Supported unary operators:

Operator Precedence Description
- 110 Negation
! 110 Logical not

Values

Operators take values as arguments and produce values as results. Values can be boolean, integer or floating point numbers. Strings are supported as well, but there are no operations defined for them yet.

Integers are internally represented as i64, and floating point numbers are represented as f64. Operators that take numbers as arguments can either take integers or floating point numbers. If one of the arguments is a floating point number, all others are converted to floating point numbers as well, and the resulting value is a floating point number as well. Otherwise, the result is an integer.

Variables

Supported binary operators: ! != "" '' () [] , > < >= <= == + unary/binary - * / % && || n..m.

Supported unary operators: ``

Built-in functions: min() max() len() is_empty() array() converge(). See the builtin module for a detailed description of each.

Where can eval be used?

  • Template engine
  • Scripting language
  • ...

Usage

Add dependency to Cargo.toml

[dependencies]
evalexpr = "0.4"

In your main.rs or lib.rs:

extern crate evalexpr as eval;

Examples

You can do mathematical calculations with supported operators:

use eval::{eval, to_value};

assert_eq!(eval("1 + 2 + 3"), Ok(to_value(6)));
assert_eq!(eval("2 * 2 + 3"), Ok(to_value(7)));
assert_eq!(eval("2 / 2 + 3"), Ok(to_value(4.0)));
assert_eq!(eval("2 / 2 + 3 / 3"), Ok(to_value(2.0)));

You can eval with context:

use eval::{Expr, to_value};

assert_eq!(Expr::new("foo == bar")
               .value("foo", true)
               .value("bar", true)
               .exec(),
           Ok(to_value(true)));

You can access data like javascript by using . and []. [] supports expression.

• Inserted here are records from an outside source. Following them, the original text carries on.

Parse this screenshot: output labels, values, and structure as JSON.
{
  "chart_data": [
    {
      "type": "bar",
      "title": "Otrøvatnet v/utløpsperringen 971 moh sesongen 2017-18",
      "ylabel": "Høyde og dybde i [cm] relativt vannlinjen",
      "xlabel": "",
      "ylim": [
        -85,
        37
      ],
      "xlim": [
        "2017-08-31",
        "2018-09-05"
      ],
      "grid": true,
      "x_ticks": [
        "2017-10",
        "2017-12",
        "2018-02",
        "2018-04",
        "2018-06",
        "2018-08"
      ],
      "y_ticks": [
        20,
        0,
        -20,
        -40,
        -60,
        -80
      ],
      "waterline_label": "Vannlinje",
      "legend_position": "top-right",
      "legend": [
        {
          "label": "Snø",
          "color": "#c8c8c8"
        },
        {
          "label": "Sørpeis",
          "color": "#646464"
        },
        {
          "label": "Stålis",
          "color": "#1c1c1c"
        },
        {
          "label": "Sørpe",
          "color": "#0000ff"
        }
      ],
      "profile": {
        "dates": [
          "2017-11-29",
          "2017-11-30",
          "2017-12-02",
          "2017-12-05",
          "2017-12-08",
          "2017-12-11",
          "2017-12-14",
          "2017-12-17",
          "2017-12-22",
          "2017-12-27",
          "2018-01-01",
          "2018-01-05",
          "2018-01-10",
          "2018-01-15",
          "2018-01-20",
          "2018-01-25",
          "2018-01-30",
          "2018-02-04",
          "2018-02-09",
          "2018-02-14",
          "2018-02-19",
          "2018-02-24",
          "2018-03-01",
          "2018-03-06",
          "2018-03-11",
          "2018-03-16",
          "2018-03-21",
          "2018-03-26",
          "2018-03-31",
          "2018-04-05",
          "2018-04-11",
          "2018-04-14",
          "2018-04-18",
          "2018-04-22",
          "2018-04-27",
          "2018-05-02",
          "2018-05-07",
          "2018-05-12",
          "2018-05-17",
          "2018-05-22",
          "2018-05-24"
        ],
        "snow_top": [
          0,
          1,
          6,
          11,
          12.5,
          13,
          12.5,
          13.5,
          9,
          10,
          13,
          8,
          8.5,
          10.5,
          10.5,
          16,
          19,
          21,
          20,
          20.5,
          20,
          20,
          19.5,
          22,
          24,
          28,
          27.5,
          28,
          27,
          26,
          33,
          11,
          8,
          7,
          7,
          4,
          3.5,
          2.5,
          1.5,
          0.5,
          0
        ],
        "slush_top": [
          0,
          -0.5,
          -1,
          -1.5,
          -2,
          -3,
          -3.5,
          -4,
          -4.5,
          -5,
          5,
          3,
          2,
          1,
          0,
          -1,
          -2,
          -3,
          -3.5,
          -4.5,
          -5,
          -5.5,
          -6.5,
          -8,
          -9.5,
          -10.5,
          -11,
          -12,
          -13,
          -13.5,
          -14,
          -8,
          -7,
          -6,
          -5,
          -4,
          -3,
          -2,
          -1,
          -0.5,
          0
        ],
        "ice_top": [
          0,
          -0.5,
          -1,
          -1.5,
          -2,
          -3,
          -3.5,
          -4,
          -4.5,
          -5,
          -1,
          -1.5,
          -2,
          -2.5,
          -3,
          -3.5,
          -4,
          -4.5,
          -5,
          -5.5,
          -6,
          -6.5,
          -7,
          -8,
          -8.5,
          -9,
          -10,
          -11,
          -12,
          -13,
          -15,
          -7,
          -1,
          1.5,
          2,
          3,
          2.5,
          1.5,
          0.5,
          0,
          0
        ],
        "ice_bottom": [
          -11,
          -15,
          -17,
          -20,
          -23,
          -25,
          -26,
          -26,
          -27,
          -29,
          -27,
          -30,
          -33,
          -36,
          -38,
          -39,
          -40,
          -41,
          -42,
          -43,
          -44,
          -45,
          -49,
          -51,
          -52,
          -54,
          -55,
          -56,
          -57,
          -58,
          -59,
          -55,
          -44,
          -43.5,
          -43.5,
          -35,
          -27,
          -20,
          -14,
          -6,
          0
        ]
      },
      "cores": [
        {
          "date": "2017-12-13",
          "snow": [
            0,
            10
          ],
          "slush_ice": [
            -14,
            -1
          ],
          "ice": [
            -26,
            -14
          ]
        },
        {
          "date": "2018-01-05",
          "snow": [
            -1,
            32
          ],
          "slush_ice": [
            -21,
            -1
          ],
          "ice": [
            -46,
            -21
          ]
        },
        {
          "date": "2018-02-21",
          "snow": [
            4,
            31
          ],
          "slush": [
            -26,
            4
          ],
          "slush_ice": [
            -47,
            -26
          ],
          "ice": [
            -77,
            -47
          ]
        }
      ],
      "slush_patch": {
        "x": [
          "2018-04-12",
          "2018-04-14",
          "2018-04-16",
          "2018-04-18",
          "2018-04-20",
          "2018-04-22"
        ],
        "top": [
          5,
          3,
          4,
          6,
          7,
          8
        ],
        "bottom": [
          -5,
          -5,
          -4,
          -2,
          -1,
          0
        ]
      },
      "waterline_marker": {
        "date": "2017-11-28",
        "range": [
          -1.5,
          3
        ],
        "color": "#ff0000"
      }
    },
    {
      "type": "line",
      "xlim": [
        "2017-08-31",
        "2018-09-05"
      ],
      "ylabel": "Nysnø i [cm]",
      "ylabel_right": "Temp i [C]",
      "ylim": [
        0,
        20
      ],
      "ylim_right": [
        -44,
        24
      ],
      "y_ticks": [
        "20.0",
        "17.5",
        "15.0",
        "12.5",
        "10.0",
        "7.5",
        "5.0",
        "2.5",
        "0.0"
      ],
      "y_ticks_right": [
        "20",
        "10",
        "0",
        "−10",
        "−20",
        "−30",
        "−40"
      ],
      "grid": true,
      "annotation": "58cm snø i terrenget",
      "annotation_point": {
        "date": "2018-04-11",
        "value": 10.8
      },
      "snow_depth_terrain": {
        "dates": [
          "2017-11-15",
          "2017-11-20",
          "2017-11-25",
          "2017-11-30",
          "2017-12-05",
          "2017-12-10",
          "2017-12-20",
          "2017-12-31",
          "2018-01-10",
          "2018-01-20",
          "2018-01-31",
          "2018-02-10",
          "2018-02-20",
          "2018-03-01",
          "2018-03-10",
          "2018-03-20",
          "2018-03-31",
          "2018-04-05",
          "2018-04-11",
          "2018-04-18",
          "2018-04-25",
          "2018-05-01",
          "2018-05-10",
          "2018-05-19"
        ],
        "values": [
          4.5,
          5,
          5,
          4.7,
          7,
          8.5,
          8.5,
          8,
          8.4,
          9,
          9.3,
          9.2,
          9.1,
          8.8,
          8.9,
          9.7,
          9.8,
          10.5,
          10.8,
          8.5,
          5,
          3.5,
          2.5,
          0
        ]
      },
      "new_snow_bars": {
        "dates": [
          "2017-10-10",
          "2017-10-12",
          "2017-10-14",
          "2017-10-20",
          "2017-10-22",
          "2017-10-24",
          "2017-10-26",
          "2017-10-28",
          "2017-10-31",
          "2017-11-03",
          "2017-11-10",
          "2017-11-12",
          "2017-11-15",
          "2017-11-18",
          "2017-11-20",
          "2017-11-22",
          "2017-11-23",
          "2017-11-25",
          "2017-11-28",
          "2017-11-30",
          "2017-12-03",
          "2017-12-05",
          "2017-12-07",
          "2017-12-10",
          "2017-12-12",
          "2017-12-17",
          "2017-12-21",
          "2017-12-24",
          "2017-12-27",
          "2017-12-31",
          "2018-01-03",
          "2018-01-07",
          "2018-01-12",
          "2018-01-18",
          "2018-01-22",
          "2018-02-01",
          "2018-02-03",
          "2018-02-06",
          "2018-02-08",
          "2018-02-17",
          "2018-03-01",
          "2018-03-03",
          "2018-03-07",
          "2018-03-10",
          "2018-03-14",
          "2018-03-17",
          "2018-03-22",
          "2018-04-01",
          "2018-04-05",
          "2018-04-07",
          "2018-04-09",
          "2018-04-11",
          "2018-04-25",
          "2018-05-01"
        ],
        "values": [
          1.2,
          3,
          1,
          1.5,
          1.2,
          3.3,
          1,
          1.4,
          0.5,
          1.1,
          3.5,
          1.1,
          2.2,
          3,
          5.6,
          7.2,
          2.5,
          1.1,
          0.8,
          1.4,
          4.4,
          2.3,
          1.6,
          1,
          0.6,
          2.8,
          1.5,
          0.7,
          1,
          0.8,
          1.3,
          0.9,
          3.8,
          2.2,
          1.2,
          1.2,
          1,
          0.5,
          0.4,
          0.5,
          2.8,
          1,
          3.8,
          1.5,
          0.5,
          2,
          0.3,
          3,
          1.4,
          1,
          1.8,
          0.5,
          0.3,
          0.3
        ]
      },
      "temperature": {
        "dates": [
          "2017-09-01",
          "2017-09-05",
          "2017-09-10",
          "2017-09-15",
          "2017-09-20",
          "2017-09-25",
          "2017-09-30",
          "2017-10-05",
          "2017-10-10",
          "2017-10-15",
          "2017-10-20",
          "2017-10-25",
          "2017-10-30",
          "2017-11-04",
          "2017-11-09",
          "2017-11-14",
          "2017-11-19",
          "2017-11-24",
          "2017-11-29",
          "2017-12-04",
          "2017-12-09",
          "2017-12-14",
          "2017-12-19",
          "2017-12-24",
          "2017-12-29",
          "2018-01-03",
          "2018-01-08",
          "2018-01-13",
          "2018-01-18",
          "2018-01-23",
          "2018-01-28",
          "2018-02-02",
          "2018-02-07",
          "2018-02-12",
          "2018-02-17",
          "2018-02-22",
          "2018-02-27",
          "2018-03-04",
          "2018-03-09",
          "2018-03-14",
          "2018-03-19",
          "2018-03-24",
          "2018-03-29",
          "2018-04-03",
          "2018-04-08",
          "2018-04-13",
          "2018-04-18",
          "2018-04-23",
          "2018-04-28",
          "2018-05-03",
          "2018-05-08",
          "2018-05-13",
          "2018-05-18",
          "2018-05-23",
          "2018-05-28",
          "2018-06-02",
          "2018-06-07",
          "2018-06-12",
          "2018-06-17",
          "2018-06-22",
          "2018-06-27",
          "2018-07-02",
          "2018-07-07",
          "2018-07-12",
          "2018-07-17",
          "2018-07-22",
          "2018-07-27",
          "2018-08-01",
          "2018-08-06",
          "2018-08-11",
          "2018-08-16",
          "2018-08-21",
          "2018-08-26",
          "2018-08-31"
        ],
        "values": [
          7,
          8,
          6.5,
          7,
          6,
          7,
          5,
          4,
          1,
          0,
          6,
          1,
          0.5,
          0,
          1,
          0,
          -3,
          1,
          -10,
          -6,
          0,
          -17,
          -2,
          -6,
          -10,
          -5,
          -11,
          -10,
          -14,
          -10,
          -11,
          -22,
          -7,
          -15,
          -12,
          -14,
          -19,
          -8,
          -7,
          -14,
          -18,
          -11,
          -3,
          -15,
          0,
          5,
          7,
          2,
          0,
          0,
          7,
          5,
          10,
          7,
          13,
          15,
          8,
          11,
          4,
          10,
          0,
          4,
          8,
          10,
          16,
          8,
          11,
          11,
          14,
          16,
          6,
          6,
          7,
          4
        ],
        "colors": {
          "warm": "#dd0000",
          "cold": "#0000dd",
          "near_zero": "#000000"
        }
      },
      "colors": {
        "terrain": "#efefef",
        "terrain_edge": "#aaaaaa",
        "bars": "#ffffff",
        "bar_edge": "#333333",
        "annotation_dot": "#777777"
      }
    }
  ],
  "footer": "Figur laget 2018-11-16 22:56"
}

use eval::{Expr, to_value};
use std::collections::HashMap;

let mut object = HashMap::new();
object.insert("foos", vec!["Hello", "world", "!"]);

assert_eq!(Expr::new("object.foos[1-1] == 'Hello'")
               .value("object", object)
               .exec(),
           Ok(to_value(true)));

You can eval with function:

use eval::{Expr, to_value};

assert_eq!(Expr::new("say_hello()")
               .function("say_hello", |_| Ok(to_value("Hello world!")))
               .exec(),
           Ok(to_value("Hello world!")));

You can create an array with array():

use eval::{eval, to_value};

assert_eq!(eval("array(1, 2, 3, 4, 5)"), Ok(to_value(vec![1, 2, 3, 4, 5])));

You can create an integer array with n..m:

use eval::{eval, to_value};

assert_eq!(eval("0..5"), Ok(to_value(vec![0, 1, 2, 3, 4])));

License

evalexpr is primarily distributed under the terms of the MIT license. See LICENSE for details.